Transport-dependent Accessibility of a Cytoplasmic Loop Cysteine in the Human Dopamine Transporter

• Published in: The Journal of biological chemistry Vol. 275; no. 3; pp. 1608 - 1614
• Main Authors: Chen, Nianhang, Ferrer, Jasmine V., Javitch, Jonathan A., Justice, Joseph B.
• Format: Journal Article
• Language: English
• Published: United States Elsevier Inc 21.01.2000; American Society for Biochemistry and Molecular Biology
• Subjects: Biological Transport - drug effects; Carrier Proteins - chemistry; Carrier Proteins - genetics; Carrier Proteins - metabolism; Cell Line; cocaine; Cocaine - pharmacology; Cysteine - metabolism; Cytoplasm - metabolism; Dopamine Plasma Membrane Transport Proteins; dopamine transporter; Dopamine Uptake Inhibitors - pharmacology; Ethyl Methanesulfonate - analogs & derivatives; Ethyl Methanesulfonate - metabolism; Humans; Indicators and Reagents - metabolism; Inhibitory Concentration 50; Kinetics; Membrane Glycoproteins; Membrane Transport Proteins; Mutagenesis, Site-Directed; Nerve Tissue Proteins - chemistry; Nerve Tissue Proteins - genetics; Nerve Tissue Proteins - metabolism; Protein Binding; Protein Conformation; Temperature; Time Factors; Tyramine - pharmacology
• ISSN: 0021-9258; 1083-351X
• DOI: 10.1074/jbc.275.3.1608

The effect of covalent sulfhydryl modification on dopamine uptake by the human dopamine transporter was determined by rotating disc electrode voltammetry. A transporter construct, X5C, with five mutated cysteines (C90A, C135A, C306A, C319F, and C342A) and the constructs into which the wild-type cysteines were substituted back into X5C, one at a time, all showed nearly normal binding affinity for [3H]CFT and for cocaine, but they displayed significant reductions in Km andVmax for DA uptake.
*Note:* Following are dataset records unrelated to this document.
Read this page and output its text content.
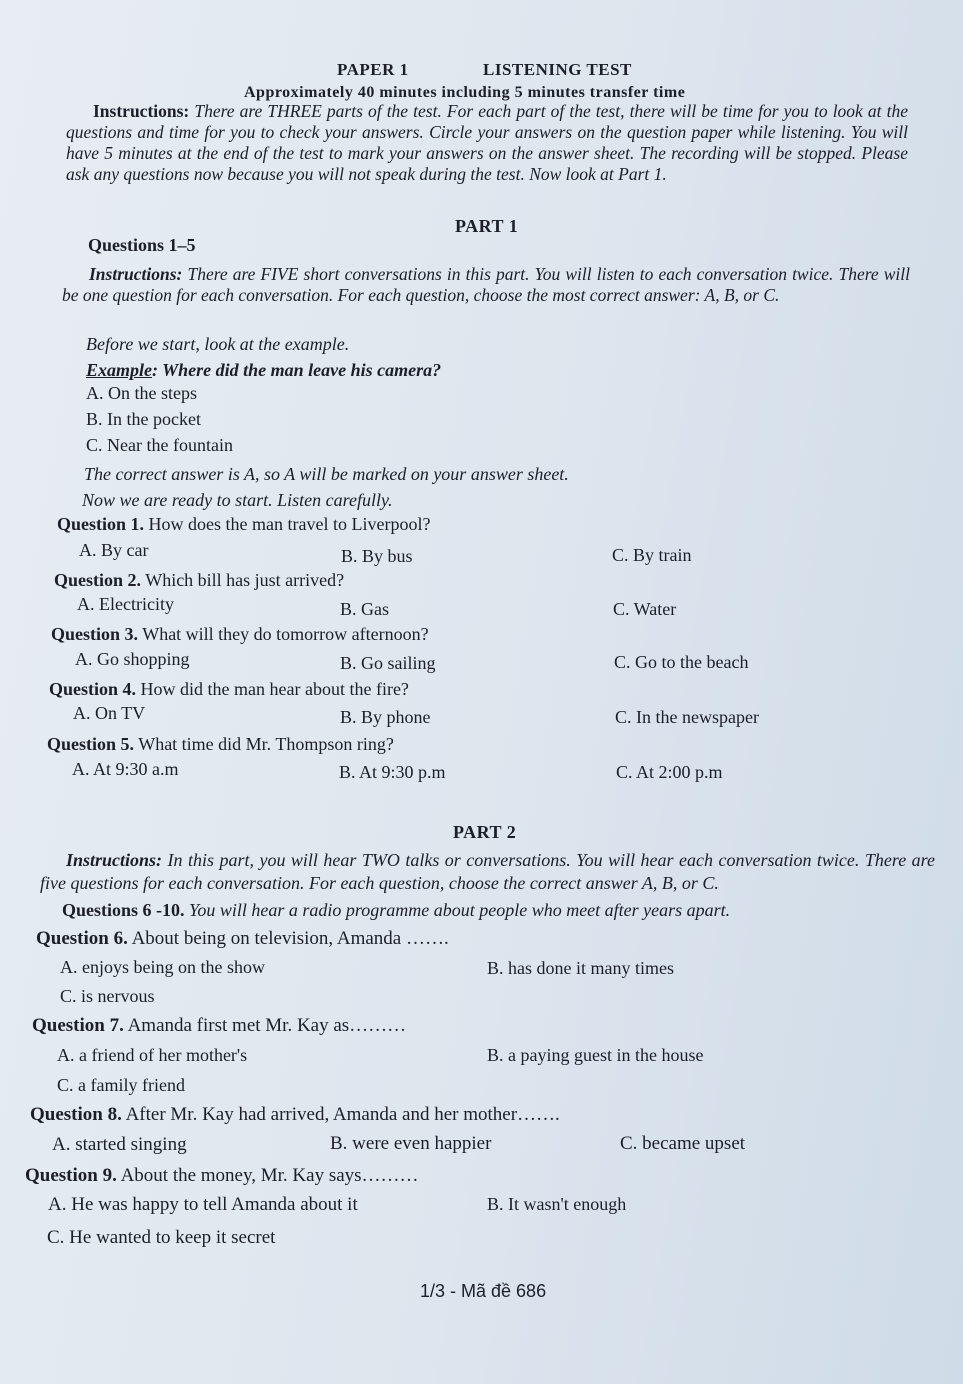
PAPER 1	LISTENING TEST
Approximately 40 minutes including 5 minutes transfer time
Instructions: There are THREE parts of the test. For each part of the test, there will be time for you to look at the questions and time for you to check your answers. Circle your answers on the question paper while listening. You will have 5 minutes at the end of the test to mark your answers on the answer sheet. The recording will be stopped. Please ask any questions now because you will not speak during the test. Now look at Part 1.
PART 1
Questions 1–5
Instructions: There are FIVE short conversations in this part. You will listen to each conversation twice. There will be one question for each conversation. For each question, choose the most correct answer: A, B, or C.
Before we start, look at the example.
Example: Where did the man leave his camera?
A. On the steps
B. In the pocket
C. Near the fountain
The correct answer is A, so A will be marked on your answer sheet.
Now we are ready to start. Listen carefully.
Question 1. How does the man travel to Liverpool?
A. By car	B. By bus	C. By train
Question 2. Which bill has just arrived?
A. Electricity	B. Gas	C. Water
Question 3. What will they do tomorrow afternoon?
A. Go shopping	B. Go sailing	C. Go to the beach
Question 4. How did the man hear about the fire?
A. On TV	B. By phone	C. In the newspaper
Question 5. What time did Mr. Thompson ring?
A. At 9:30 a.m	B. At 9:30 p.m	C. At 2:00 p.m
PART 2
Instructions: In this part, you will hear TWO talks or conversations. You will hear each conversation twice. There are five questions for each conversation. For each question, choose the correct answer A, B, or C.
Questions 6 -10. You will hear a radio programme about people who meet after years apart.
Question 6. About being on television, Amanda …….
A. enjoys being on the show	B. has done it many times
C. is nervous
Question 7. Amanda first met Mr. Kay as………
A. a friend of her mother's	B. a paying guest in the house
C. a family friend
Question 8. After Mr. Kay had arrived, Amanda and her mother…….
A. started singing	B. were even happier	C. became upset
Question 9. About the money, Mr. Kay says………
A. He was happy to tell Amanda about it	B. It wasn't enough
C. He wanted to keep it secret
1/3 - Mã đề 686
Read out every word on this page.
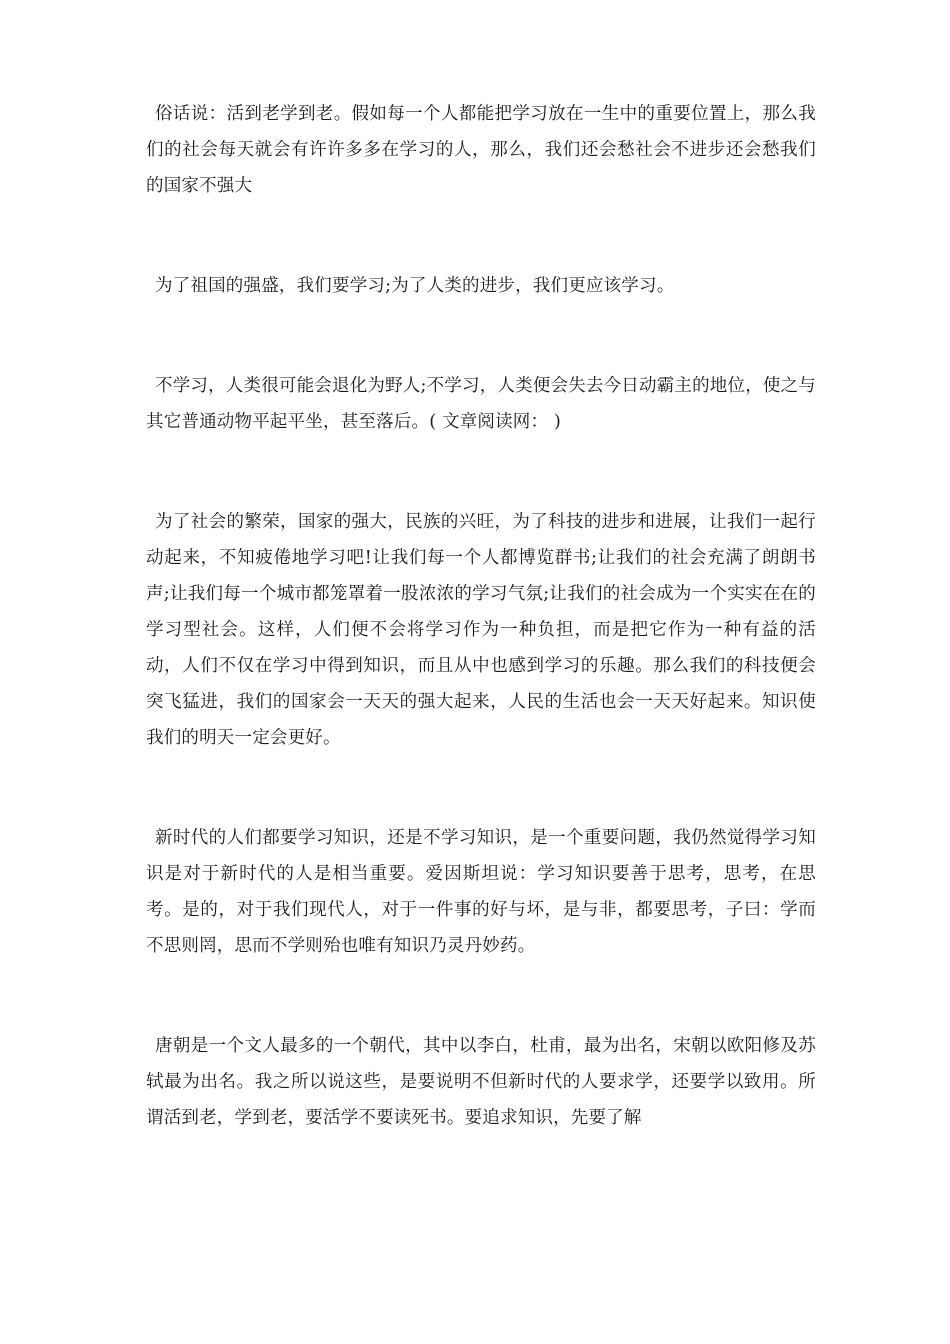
俗话说：活到老学到老。假如每一个人都能把学习放在一生中的重要位置上，那么我们的社会每天就会有许许多多在学习的人，那么，我们还会愁社会不进步还会愁我们的国家不强大

为了祖国的强盛，我们要学习;为了人类的进步，我们更应该学习。

不学习，人类很可能会退化为野人;不学习，人类便会失去今日动霸主的地位，使之与其它普通动物平起平坐，甚至落后。( 文章阅读网： )

为了社会的繁荣，国家的强大，民族的兴旺，为了科技的进步和进展，让我们一起行动起来，不知疲倦地学习吧!让我们每一个人都博览群书;让我们的社会充满了朗朗书声;让我们每一个城市都笼罩着一股浓浓的学习气氛;让我们的社会成为一个实实在在的学习型社会。这样，人们便不会将学习作为一种负担，而是把它作为一种有益的活动，人们不仅在学习中得到知识，而且从中也感到学习的乐趣。那么我们的科技便会突飞猛进，我们的国家会一天天的强大起来，人民的生活也会一天天好起来。知识使我们的明天一定会更好。

新时代的人们都要学习知识，还是不学习知识，是一个重要问题，我仍然觉得学习知识是对于新时代的人是相当重要。爱因斯坦说：学习知识要善于思考，思考，在思考。是的，对于我们现代人，对于一件事的好与坏，是与非，都要思考，子曰：学而不思则罔，思而不学则殆也唯有知识乃灵丹妙药。

唐朝是一个文人最多的一个朝代，其中以李白，杜甫，最为出名，宋朝以欧阳修及苏轼最为出名。我之所以说这些，是要说明不但新时代的人要求学，还要学以致用。所谓活到老，学到老，要活学不要读死书。要追求知识，先要了解
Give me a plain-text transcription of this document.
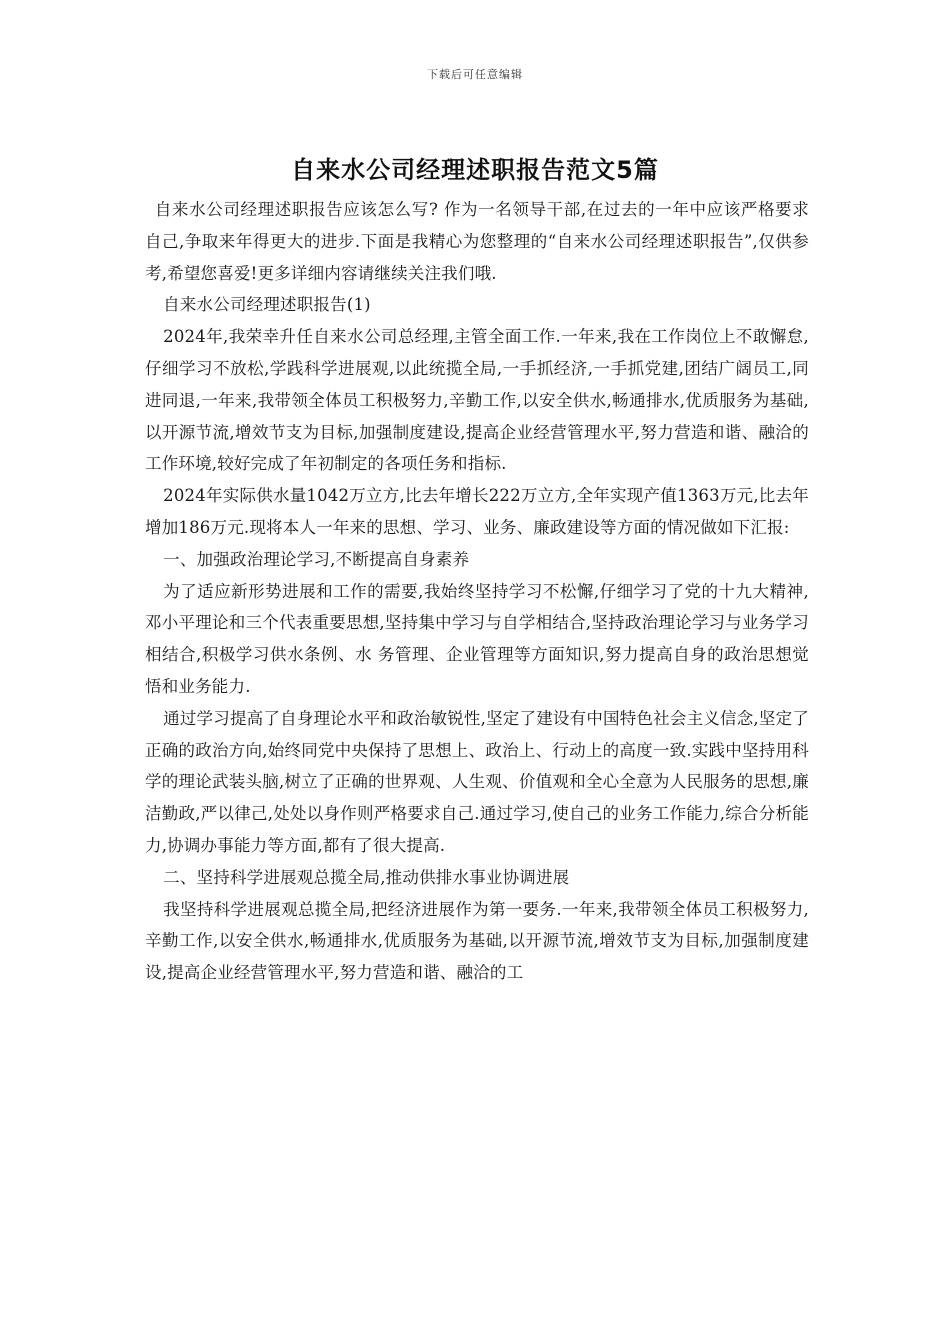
下载后可任意编辑
自来水公司经理述职报告范文5篇

自来水公司经理述职报告应该怎么写? 作为一名领导干部,在过去的一年中应该严格要求自己,争取来年得更大的进步.下面是我精心为您整理的“自来水公司经理述职报告”,仅供参考,希望您喜爱!更多详细内容请继续关注我们哦.

自来水公司经理述职报告(1)

2024年,我荣幸升任自来水公司总经理,主管全面工作.一年来,我在工作岗位上不敢懈怠,仔细学习不放松,学践科学进展观,以此统揽全局,一手抓经济,一手抓党建,团结广阔员工,同进同退,一年来,我带领全体员工积极努力,辛勤工作,以安全供水,畅通排水,优质服务为基础,以开源节流,增效节支为目标,加强制度建设,提高企业经营管理水平,努力营造和谐、融洽的工作环境,较好完成了年初制定的各项任务和指标.

2024年实际供水量1042万立方,比去年增长222万立方,全年实现产值1363万元,比去年增加186万元.现将本人一年来的思想、学习、业务、廉政建设等方面的情况做如下汇报:

一、加强政治理论学习,不断提高自身素养

为了适应新形势进展和工作的需要,我始终坚持学习不松懈,仔细学习了党的十九大精神,邓小平理论和三个代表重要思想,坚持集中学习与自学相结合,坚持政治理论学习与业务学习相结合,积极学习供水条例、水 务管理、企业管理等方面知识,努力提高自身的政治思想觉悟和业务能力.

通过学习提高了自身理论水平和政治敏锐性,坚定了建设有中国特色社会主义信念,坚定了正确的政治方向,始终同党中央保持了思想上、政治上、行动上的高度一致.实践中坚持用科学的理论武装头脑,树立了正确的世界观、人生观、价值观和全心全意为人民服务的思想,廉洁勤政,严以律己,处处以身作则严格要求自己.通过学习,使自己的业务工作能力,综合分析能力,协调办事能力等方面,都有了很大提高.

二、坚持科学进展观总揽全局,推动供排水事业协调进展

我坚持科学进展观总揽全局,把经济进展作为第一要务.一年来,我带领全体员工积极努力,辛勤工作,以安全供水,畅通排水,优质服务为基础,以开源节流,增效节支为目标,加强制度建设,提高企业经营管理水平,努力营造和谐、融洽的工
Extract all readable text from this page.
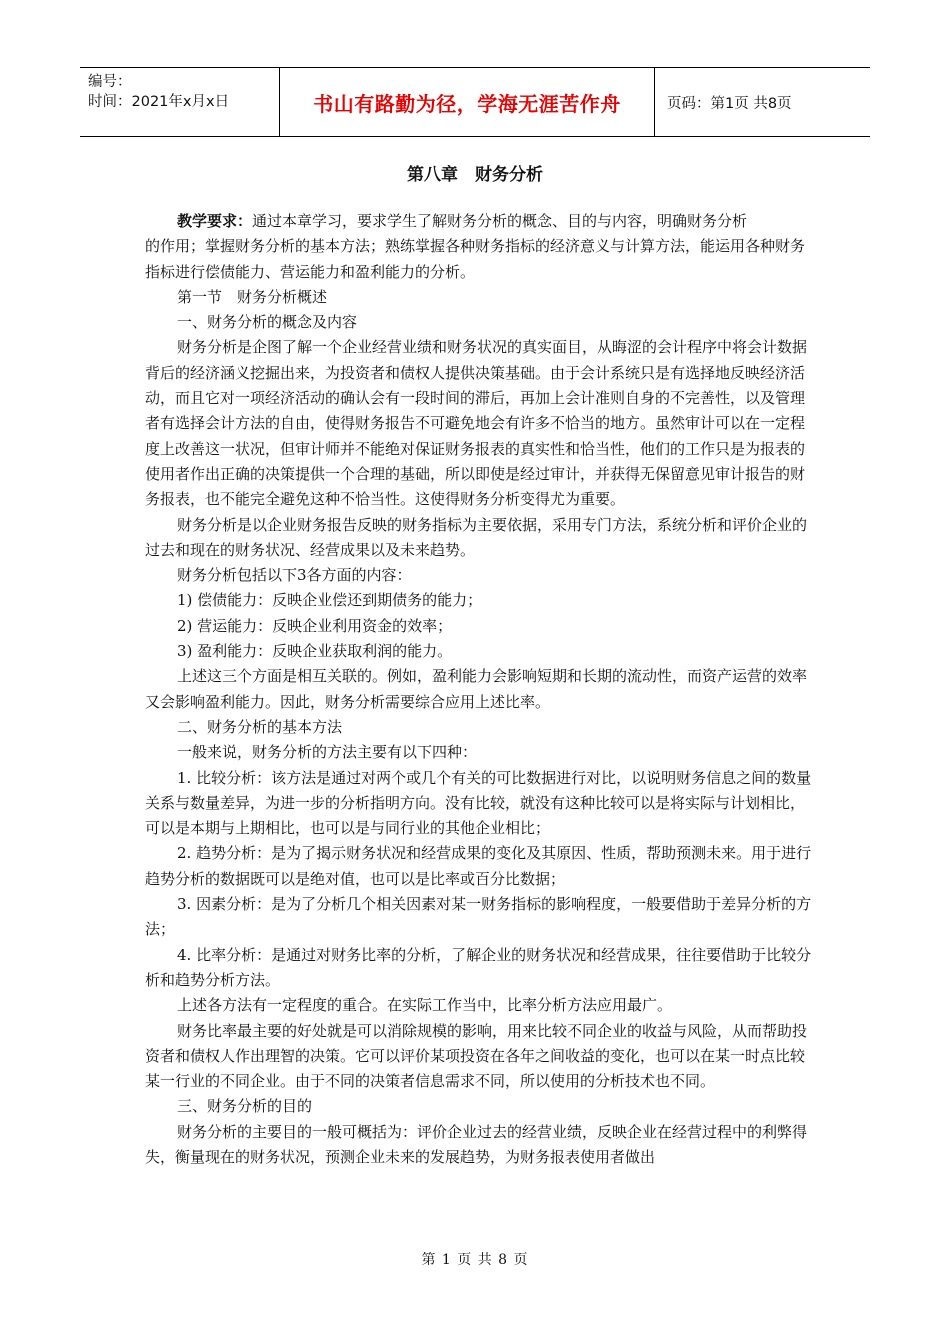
编号：
时间：2021年x月x日	书山有路勤为径，学海无涯苦作舟	页码：第1页 共8页
第八章　财务分析

教学要求：通过本章学习，要求学生了解财务分析的概念、目的与内容，明确财务分析

的作用；掌握财务分析的基本方法；熟练掌握各种财务指标的经济意义与计算方法，能运用各种财务指标进行偿债能力、营运能力和盈利能力的分析。

第一节　财务分析概述

一、财务分析的概念及内容

财务分析是企图了解一个企业经营业绩和财务状况的真实面目，从晦涩的会计程序中将会计数据背后的经济涵义挖掘出来，为投资者和债权人提供决策基础。由于会计系统只是有选择地反映经济活动，而且它对一项经济活动的确认会有一段时间的滞后，再加上会计准则自身的不完善性，以及管理者有选择会计方法的自由，使得财务报告不可避免地会有许多不恰当的地方。虽然审计可以在一定程度上改善这一状况，但审计师并不能绝对保证财务报表的真实性和恰当性，他们的工作只是为报表的使用者作出正确的决策提供一个合理的基础，所以即使是经过审计，并获得无保留意见审计报告的财务报表，也不能完全避免这种不恰当性。这使得财务分析变得尤为重要。

财务分析是以企业财务报告反映的财务指标为主要依据，采用专门方法，系统分析和评价企业的过去和现在的财务状况、经营成果以及未来趋势。

财务分析包括以下3各方面的内容：

1) 偿债能力：反映企业偿还到期债务的能力；

2) 营运能力：反映企业利用资金的效率；

3) 盈利能力：反映企业获取利润的能力。

上述这三个方面是相互关联的。例如，盈利能力会影响短期和长期的流动性，而资产运营的效率又会影响盈利能力。因此，财务分析需要综合应用上述比率。

二、财务分析的基本方法

一般来说，财务分析的方法主要有以下四种：

1. 比较分析：该方法是通过对两个或几个有关的可比数据进行对比，以说明财务信息之间的数量关系与数量差异，为进一步的分析指明方向。没有比较，就没有这种比较可以是将实际与计划相比，可以是本期与上期相比，也可以是与同行业的其他企业相比；

2. 趋势分析：是为了揭示财务状况和经营成果的变化及其原因、性质，帮助预测未来。用于进行趋势分析的数据既可以是绝对值，也可以是比率或百分比数据；

3. 因素分析：是为了分析几个相关因素对某一财务指标的影响程度，一般要借助于差异分析的方法；

4. 比率分析：是通过对财务比率的分析，了解企业的财务状况和经营成果，往往要借助于比较分析和趋势分析方法。

上述各方法有一定程度的重合。在实际工作当中，比率分析方法应用最广。

财务比率最主要的好处就是可以消除规模的影响，用来比较不同企业的收益与风险，从而帮助投资者和债权人作出理智的决策。它可以评价某项投资在各年之间收益的变化，也可以在某一时点比较某一行业的不同企业。由于不同的决策者信息需求不同，所以使用的分析技术也不同。

三、财务分析的目的

财务分析的主要目的一般可概括为：评价企业过去的经营业绩，反映企业在经营过程中的利弊得失，衡量现在的财务状况，预测企业未来的发展趋势，为财务报表使用者做出

第 1 页 共 8 页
Reaction of Cys-90 or Cys-306 with impermeant methanethiosulfonate derivatives enhanced dopamine uptake to a similar extent as the previously observed enhancement of [3H]CFT binding caused by the same reaction, suggesting that cocaine may bind preferentially to a conformation in the transport cycle. m-Tyramine increased the rate of reaction of (2-aminoethyl)methanethiosulfonate (MTSEA) with X-A342C, the construct with a cytoplasmic loop residue Cys-342 restored. This m-tyramine-induced increase in reactivity appeared to require the inward transport rather than the outward transport or external binding of m-tyramine, and it was prevented by cocaine. Thus, inward translocation of substrates may involve structural rearrangement of hDAT, which likely exposes Cys-342 to reaction with MTSEA, and Cys-342 may be located on a part of the transporter associated with cytoplasmic gating.